Yes, Mr. Chair, I can begin with that, and Mr. Lemieux may have some more details to add to it.
Generally, when one looks at the manual, and Ms. Sabourin was referring to the document that we distributed to you today, and as Mr. Kratchanov indicated in his opening remarks as well, this isn't a science, but there's an awful lot of judgment there. However, it's judgment that is circumscribed by the legislation, the regulations, and then the case law that has evolved since 1983.
Generally, access to information professionals start off in some assisting role, possibly in a larger department, or they may actually be working in a sector within a department coordinating with the access to information coordinator, the lead, on it. They will develop their expertise primarily through experience, through working with other professionals who know the practice better, and then through the training sessions that we offer, the various pieces that are there.
It is something that really requires us then to grow access to information professionals, because it's based on our legislation. The legislation differs in provinces, so it's not even something that's necessarily easily transferable from another jurisdiction.

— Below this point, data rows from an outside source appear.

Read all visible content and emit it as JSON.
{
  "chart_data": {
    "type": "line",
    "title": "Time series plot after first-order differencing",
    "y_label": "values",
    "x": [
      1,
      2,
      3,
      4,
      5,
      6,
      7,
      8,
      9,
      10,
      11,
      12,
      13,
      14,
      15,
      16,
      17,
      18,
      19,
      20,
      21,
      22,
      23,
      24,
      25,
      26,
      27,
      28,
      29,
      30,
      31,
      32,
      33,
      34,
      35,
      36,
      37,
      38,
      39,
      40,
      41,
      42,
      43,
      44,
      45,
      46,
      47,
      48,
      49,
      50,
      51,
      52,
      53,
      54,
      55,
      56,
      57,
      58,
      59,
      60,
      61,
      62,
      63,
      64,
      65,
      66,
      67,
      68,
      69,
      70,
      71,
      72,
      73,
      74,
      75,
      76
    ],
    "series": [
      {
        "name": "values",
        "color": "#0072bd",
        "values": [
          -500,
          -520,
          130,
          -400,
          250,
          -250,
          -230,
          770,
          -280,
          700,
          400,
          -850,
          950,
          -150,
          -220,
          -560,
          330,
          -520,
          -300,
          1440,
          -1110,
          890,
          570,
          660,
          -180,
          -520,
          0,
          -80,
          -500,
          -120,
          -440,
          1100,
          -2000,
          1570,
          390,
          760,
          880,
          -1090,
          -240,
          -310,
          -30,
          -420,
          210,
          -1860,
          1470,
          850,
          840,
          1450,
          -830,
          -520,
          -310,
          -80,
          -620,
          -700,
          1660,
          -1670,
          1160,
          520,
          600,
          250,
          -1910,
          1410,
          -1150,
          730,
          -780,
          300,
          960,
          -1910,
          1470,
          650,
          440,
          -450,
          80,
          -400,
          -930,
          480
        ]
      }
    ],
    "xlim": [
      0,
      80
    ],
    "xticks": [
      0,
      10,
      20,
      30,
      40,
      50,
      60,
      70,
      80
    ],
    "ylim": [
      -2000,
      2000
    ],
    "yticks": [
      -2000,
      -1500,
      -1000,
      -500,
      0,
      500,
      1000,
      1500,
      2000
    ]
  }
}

This is something where our ATI coordinators and the ATI leads in departments really grow, and it's something we are focusing on pretty strongly right now with this expansion of institutions due to the revisions under the Federal Accountability Act. It is putting greater pressure on it, and that is one of the reasons why we've run 17 training sessions so far this fiscal year, just really to bring more people up to speed and help them move up that learning curve more rapidly, which is primarily, it seems, an experience learning curve. It's a case of “I've applied this exemption before, this exclusion before, this injury test before; I've got experience in it, or I phone people who have more experience in it and work on it that way.”
So it is very much growing a profession that doesn't exist very strongly outside the federal government and its agencies.